The film opens like a fairy tale, with gorgeous establishing shots and schmaltzy music, then it introduces its on-screen narrator, a wise and sympathetic therapist played by Gérard Jugnot. Right there, the irreverent but empathic tone and the episodic storytelling remind of Le Fabuleux Destin d’Amélie Poulain, but before long “Oui, mais…” reveals to be ten times wittier and more involving. We meet Églantine (Émilie Dequenne), a high school girl torn between her father who’s never there, her heinously manipulative mother and her insensitive boyfriend who’s trying to push her into sleeping with him. It becomes so confusing for her that she decides to go see a therapist (Jugnot’s character, naturally). After all, “You don’t have to be sick to heal.”

Lavandier says he was fed up with how “shrinks in movies are always clowns or psychopaths.

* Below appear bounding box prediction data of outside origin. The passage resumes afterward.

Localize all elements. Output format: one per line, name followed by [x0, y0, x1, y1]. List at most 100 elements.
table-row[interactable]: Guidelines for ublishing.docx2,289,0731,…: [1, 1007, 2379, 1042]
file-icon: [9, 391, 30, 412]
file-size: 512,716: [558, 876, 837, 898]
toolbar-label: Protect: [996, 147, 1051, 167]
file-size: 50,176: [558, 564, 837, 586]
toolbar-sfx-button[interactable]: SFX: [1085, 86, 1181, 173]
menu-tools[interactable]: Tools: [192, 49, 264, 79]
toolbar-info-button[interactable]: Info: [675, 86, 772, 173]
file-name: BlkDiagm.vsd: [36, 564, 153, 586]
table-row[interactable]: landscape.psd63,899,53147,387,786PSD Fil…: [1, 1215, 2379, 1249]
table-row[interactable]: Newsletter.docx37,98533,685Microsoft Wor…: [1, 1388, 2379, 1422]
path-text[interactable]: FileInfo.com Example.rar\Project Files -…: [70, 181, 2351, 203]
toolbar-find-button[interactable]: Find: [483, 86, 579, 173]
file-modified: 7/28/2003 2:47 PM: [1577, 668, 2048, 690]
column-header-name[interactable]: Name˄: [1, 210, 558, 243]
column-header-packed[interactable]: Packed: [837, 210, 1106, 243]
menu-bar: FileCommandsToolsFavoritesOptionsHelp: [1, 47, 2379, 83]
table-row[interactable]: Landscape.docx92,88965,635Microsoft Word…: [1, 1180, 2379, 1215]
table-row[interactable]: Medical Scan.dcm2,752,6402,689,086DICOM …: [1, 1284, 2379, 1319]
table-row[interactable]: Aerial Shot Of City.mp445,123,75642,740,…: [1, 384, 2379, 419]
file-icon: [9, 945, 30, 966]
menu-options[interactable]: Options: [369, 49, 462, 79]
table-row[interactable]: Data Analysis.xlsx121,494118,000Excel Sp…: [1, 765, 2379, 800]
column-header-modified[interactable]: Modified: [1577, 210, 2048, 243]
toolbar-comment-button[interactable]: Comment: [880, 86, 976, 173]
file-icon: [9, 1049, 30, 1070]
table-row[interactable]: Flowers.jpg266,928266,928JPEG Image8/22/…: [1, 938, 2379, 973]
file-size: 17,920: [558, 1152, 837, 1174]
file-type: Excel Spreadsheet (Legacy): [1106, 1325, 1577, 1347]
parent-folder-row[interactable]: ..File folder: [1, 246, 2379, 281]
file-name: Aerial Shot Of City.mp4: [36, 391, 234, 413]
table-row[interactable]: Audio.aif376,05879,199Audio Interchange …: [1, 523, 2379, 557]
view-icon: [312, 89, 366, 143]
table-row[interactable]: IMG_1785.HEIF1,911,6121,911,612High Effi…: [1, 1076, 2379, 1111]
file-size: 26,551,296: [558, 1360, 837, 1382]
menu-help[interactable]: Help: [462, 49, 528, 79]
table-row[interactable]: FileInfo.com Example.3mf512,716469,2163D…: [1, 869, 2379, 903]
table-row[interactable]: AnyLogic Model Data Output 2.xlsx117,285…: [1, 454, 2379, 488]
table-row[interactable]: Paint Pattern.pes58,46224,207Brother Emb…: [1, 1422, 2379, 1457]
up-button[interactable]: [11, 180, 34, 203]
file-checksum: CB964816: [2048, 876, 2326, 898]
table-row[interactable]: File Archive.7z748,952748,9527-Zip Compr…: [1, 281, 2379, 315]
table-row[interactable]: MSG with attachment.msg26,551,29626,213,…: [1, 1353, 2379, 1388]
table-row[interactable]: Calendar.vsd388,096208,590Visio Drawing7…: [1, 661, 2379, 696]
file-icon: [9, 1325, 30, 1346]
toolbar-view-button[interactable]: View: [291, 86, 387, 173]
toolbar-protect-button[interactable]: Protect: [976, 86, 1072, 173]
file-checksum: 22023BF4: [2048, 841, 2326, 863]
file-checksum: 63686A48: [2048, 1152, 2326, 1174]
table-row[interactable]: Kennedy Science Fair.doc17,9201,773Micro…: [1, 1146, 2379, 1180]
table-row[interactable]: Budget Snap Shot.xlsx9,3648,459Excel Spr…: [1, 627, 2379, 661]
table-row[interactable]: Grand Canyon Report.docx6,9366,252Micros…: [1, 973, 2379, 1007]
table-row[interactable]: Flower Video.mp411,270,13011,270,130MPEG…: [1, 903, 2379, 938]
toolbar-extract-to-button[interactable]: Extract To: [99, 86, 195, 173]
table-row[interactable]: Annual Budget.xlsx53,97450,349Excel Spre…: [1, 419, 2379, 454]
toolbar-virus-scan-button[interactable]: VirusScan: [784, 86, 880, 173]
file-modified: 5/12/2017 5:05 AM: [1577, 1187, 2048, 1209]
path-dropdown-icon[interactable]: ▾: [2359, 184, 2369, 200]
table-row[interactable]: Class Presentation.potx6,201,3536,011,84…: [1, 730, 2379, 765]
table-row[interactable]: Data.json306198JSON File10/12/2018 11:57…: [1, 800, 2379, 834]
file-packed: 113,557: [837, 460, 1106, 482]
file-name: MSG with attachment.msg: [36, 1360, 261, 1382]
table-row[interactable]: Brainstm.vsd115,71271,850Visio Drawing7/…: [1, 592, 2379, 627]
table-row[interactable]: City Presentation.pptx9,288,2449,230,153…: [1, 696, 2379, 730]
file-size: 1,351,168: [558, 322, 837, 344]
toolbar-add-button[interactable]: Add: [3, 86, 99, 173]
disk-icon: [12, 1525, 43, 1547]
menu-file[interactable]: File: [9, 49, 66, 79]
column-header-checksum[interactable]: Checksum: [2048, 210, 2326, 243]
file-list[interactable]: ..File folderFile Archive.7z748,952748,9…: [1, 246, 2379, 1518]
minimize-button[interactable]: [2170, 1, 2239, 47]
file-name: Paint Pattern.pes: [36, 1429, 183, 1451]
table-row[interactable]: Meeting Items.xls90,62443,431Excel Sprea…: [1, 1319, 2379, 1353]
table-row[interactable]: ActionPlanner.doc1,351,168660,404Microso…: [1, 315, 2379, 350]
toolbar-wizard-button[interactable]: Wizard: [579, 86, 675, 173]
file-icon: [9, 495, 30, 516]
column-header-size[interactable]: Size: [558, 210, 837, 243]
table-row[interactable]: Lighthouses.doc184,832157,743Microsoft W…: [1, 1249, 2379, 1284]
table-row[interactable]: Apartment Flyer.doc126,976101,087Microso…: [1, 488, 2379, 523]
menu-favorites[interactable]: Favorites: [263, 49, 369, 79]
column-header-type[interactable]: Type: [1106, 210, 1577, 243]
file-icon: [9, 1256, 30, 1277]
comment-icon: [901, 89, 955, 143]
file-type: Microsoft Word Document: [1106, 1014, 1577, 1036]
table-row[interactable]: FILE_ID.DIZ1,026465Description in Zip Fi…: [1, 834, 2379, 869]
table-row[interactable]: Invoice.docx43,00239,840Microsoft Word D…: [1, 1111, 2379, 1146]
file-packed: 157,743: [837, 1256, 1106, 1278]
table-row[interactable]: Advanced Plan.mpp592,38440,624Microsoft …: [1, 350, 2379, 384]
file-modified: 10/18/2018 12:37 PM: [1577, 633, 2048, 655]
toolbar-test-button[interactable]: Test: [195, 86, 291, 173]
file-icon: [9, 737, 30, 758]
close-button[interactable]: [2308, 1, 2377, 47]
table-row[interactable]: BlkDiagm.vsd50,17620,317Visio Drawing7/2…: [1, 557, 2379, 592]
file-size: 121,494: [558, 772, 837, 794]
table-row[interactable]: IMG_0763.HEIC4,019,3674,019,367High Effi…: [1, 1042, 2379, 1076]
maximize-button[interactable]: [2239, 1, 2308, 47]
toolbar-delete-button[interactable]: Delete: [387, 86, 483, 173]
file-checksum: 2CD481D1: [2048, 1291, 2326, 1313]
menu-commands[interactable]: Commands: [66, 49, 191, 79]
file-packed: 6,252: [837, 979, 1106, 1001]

One of the worst villains in film history is Hannibal Lecter, a psychiatrist. That tells you a lot about people’s perceptions of therapists, even though those I know are more like (Jugnot’s character) than Lecter!” Lavandier’s film thus presents us with a therapist who’s not only a nice guy but who genuinely helps the young girl, making him a pivotal figure. I feared that this would become didactic self-help guru hogwash, but Jugnot’s advice is insightful and not condescending. Furthermore, it’s surprising how much back and forth eventually occurs between him and his client. He might help her along the way, but to a large degree Églantine is helping herself.

This is only Émilie Dequenne’s third picture (after “Rosetta”, which won her the acting prize at Cannes in ’99, and Le Pacte des loups, in which she played Marianne), but she’s already establishing herself as an absolutely wonderful actress. She gives a layered, always convincing, very touching performance. It’s delightful to witness how she goes from wilting flower to a self-assured young woman. “Oui, mais…” is a great film that unfortunately seems to be falling through the cracks, having been only a modest success in France and having yet to score a North American distributor. That’s a pity, because it’s full of truth and humor and it features one of the best lovemaking scenes I’ve ever seen.

UPDATED! Feedback from the director!

I received this e-mail from Yves Lavignier:

Cher Kevin,

J’ai lu votre papier (que Maidy et Colette m’ont transmis hier) et je suis ravi d’avoir l’opportunité de vous en remercier. Ca m’a fait chaud au coeur. Et ça peut en effet nous aider à trouver un distributeur. Je me permettrai de vous tenir au courant.

Encore merci.

Yves

This basically says that he read my review, that it warmed his heart and might help in finding a distributor.

I certainly hope so! “Oui, mais…” is one of the very best films I’ve seen all year.